Tão espetaculares foram as colaborações entre o
diretor Steven Spielberg e o astro Tom Hanks (“O Resgate do Soldado Ryan”,
“Prenda-Me Se For Capaz”, “Ponte de Espiões” e “The Post-A Guerra Secreta”,
além da minissérie “Band Of Brothers” que produziram juntos) que, em meio à
elas, o descompromissado “O Terminal” parece ter sido realizado por outra
pessoa.
Spielberg deixou um pouco de lado o cinema
adulto que tem predominado em suas obras nas últimas duas décadas para
experimentar um gênero de difícil manejo, cujas complicações de ordem narrativa
não costumam ser levadas em conta por público e crítica: A comédia.
A situação que envolve o personagem de Tom
Hanks, Viktor Navorski, e que define do início ao fim o filme que ele
protagoniza, não deixa de representar uma sutil referência às mazelas geopolíticas
ocasionadas no Leste Europeu –mas, sua abordagem não poderia ser mais breve;
Spielberg, aqui, quer fazer rir e entreter.
Ao chegar ao Aeroporto Internacional John F.
Kennedy, em Nova York, local de trânsito constante e ininterrupto de turistas
vindos do mundo todo, Viktor se depara com uma circunstância insólita: Durante
seu voo, o país ao qual ele pertence, Krakozhia, sofreu um golpe de estado
deixando, portanto, de existir como nação reconhecida aos olhos da ONU.

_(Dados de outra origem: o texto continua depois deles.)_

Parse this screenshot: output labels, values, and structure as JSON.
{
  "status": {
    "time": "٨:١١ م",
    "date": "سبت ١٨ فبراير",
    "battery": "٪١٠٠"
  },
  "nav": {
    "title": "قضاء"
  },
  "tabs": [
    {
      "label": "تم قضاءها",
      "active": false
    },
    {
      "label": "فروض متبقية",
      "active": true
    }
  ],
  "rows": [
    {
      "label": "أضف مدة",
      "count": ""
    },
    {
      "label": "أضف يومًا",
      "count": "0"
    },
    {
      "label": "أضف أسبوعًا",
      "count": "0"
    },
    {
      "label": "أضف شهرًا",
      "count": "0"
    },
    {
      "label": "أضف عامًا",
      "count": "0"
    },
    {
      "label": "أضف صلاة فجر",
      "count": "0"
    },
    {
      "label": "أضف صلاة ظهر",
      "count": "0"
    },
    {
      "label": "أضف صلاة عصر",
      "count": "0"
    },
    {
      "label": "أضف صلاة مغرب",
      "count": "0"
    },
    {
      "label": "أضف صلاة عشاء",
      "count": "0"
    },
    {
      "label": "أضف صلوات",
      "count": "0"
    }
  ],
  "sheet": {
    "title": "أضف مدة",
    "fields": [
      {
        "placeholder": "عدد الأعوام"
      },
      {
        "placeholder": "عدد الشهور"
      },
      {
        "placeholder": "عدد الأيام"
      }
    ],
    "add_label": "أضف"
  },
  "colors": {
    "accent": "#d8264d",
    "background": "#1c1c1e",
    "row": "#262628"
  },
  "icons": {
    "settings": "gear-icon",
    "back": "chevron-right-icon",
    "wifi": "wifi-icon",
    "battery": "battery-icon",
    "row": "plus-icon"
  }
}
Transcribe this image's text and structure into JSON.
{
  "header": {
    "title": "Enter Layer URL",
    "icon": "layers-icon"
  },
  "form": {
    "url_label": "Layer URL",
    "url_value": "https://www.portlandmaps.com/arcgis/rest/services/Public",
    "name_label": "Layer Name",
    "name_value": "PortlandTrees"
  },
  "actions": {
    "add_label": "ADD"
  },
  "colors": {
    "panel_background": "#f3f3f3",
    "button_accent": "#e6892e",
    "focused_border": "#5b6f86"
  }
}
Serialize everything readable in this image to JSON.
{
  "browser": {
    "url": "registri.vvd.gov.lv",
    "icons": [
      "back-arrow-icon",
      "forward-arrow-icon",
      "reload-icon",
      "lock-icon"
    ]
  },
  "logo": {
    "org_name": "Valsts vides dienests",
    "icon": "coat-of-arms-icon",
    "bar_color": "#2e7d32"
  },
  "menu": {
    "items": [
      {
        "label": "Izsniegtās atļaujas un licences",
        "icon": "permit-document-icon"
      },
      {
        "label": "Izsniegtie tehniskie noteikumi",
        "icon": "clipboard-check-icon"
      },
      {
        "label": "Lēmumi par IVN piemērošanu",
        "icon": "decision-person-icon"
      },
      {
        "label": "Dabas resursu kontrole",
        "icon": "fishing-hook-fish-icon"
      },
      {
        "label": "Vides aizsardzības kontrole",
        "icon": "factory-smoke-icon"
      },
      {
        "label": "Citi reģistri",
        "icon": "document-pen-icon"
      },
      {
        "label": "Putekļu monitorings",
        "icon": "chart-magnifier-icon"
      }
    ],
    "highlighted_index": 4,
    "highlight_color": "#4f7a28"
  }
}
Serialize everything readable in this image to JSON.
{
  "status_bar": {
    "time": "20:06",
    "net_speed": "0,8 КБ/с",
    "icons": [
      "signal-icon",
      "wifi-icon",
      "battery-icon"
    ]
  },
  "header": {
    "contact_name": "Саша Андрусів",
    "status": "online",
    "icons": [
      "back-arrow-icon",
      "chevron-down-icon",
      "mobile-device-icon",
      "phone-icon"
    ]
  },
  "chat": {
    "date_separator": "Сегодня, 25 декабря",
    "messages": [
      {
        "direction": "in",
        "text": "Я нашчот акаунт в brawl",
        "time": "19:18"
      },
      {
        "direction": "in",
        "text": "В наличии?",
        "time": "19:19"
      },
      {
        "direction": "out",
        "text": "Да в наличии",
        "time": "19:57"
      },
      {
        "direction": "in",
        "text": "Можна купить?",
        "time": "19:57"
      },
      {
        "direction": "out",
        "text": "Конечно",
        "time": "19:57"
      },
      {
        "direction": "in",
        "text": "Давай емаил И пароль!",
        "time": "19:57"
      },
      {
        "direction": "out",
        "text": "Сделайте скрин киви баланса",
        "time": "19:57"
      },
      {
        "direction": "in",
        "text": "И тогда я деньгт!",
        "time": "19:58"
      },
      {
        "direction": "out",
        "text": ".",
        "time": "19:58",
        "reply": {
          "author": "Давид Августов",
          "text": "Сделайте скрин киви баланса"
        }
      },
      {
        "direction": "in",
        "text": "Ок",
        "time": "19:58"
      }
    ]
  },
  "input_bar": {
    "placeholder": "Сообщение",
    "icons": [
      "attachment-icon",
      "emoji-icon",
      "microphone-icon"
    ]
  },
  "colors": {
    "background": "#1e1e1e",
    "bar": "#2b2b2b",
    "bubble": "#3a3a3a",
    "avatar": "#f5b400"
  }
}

O que isso significa para Viktor? Que seu
passaporte se tornou assim inválido (ele não pode cruzar os portões do
aeroporto e pisar oficialmente em solo americano), bem como também se tornou
uma espécie de expatriado (sem voos de retorno para Krakozhia, ele também não
pode voltar para casa).
Dessa forma, Viktor não tem escolha a não ser
viver no ambiente do terminal do aeroporto, o único lugar onde sua incomum
situação permite que ele fique.
E o cenário predominante no filme –que quase se
torna um dos seus personagens –é uma façanha da parte dos técnicos de direção
de arte: O terminal é um local diversificado, preenchido de uma pluralidade
demográfica espantosa, de um movimento e uma atmosfera orgânica e viva. É muito
fácil ser iludido e presumir que Spielberg capturou aquelas cenas num terminal
verdadeiro ao invés de ter recriado tudo em estúdio (que foi o que aconteceu).
A magia do cinema só deixa evidente a artificialidade da encenação quando
notamos que Spielberg lança mão de movimentos de câmera sofisticados e
elaborados demais para uma filmagem feita em locação.
Uma crítica comum a “O Terminal” é que
Spielberg já havia chegado num ponto em que era um diretor arrojado demais,
cinematográfico demais, para tão modesta premissa –e esse argumento se reflete,
sobretudo, no fato de que ele não consegue impedir o filme (bem longo) de
extrapolar as duas horas de duração –no entanto, o diretor conduz com autêntica
satisfação essa trama cheia de galhofa sobre um homem jogado numa cilada cujos
tons absurdistas remetem à algumas obras dos anos 1980, seja em sua
ingenuidade, seja em seu non-sense.
Com seu talento sem igual para o humor, Tom
Hanks explora magnificamente as possibilidades cômicas que se constroem, numa
oportunidade rara para divertir o público, tão constantes foram os projetos
dramáticos que ele assumiu nos últimos anos.
E de fato, o protagonista e o ator que o
interpreta respondem pelo que de mais genuíno e eficiente o filme tem: Como é
inerente à camaradagem com a qual Spielberg enxerga seus personagens, Viktor
logo encontra grandes amigos e aliados em meio à fauna de funcionários do
terminal, como Enrique (Diego Luna), que lhe fornece comida desde que obtenha
algumas informações sobre a bela mocinha do guichê de imigração por quem é
enamorado (Zoe Saldana, antes dos sucessos de “Avatar” e “Guardiões da
Galáxia”); e o desaforado zelador indiano Gupta (Kumar Pallana); além de alguns
inimigos, sobretudo, o chefe de segurança do aeroporto (Stanley Tucci) que o vê
como uma pedra no sapato.
Na narrativa que compõe, Spielberg não demora a
enxergar o terminal como um microcosmos do mundo e da vida onde tudo nele
acontece –não chega a ser surpreendente, assim, que por lá Viktor também
encontra o amor nas formas da comissária de bordo vivida por Catherine
Zeta-Jones (que demonstra menos química com Tom Hanks do que se poderia
esperar).
No cômputo geral, “O
Terminal” é um filme agradável e correto, o quê para o que se espera de um
filme dirigido por Spielberg e estrelado por Hanks é quase uma frustração.